Reliance Consumer Products Ltd (RCPL) reported gross revenue of ₹22,000 crore [1] for the financial year ending March 2026.
This growth trajectory signals a direct challenge to established market leaders in India's fast-moving consumer goods sector. By scaling its operations rapidly, RCPL aims to disrupt the competitive landscape and capture a larger share of the domestic household market.
The company has set a revenue target of ₹1 lakh crore [2] by the financial year ending March 2030. To achieve this goal, RCPL plans to invest ₹30,000 crore [2] over the next three years. This capital infusion is intended to expand its product portfolio, and strengthen its supply chain infrastructure.
A significant driver of the company's recent performance is the Campa brand, which recorded sales of ₹4,700 crore [1]. The company has leveraged its vast distribution network to reach more than three million outlets across India [1].
RCPL is positioning itself to compete head-to-head with major industry players, including Nestlé India [1], [2]. The strategy involves aggressive pricing and wide availability to penetrate both urban and rural markets.
The company's rapid ascent in the FMCG space follows a pattern of diversification seen across the broader Reliance ecosystem. By integrating consumer goods with its existing retail and digital capabilities, RCPL intends to create a seamless pipeline from production to the end consumer.

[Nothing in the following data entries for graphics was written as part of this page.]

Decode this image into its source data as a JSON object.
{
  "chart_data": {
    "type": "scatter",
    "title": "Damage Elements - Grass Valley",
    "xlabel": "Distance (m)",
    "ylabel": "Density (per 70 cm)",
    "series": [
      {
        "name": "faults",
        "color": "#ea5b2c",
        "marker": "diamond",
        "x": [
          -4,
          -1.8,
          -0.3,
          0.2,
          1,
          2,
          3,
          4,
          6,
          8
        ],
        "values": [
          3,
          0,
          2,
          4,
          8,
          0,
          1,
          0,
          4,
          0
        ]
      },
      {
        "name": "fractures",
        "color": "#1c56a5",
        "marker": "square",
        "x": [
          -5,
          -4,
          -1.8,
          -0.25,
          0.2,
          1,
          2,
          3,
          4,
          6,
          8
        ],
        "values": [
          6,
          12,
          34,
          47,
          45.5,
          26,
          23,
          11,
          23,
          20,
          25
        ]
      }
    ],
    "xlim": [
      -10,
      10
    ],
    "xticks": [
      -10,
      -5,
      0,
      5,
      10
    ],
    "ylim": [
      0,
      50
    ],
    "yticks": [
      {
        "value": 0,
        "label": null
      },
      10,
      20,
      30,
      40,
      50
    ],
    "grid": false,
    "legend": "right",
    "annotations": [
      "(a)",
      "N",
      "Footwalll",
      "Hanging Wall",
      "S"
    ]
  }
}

“Reliance Consumer Products Ltd (RCPL) reported gross revenue of ₹22,000 crore for the financial year ending March 2026.”
The aggressive investment and revenue targets indicate that Reliance is attempting to replicate its success in telecommunications by using massive capital expenditure to force rapid market penetration. If RCPL successfully hits its FY30 target, it will fundamentally alter the power dynamics of the Indian FMCG sector, potentially forcing legacy brands to lower prices or increase marketing spend to maintain their market share.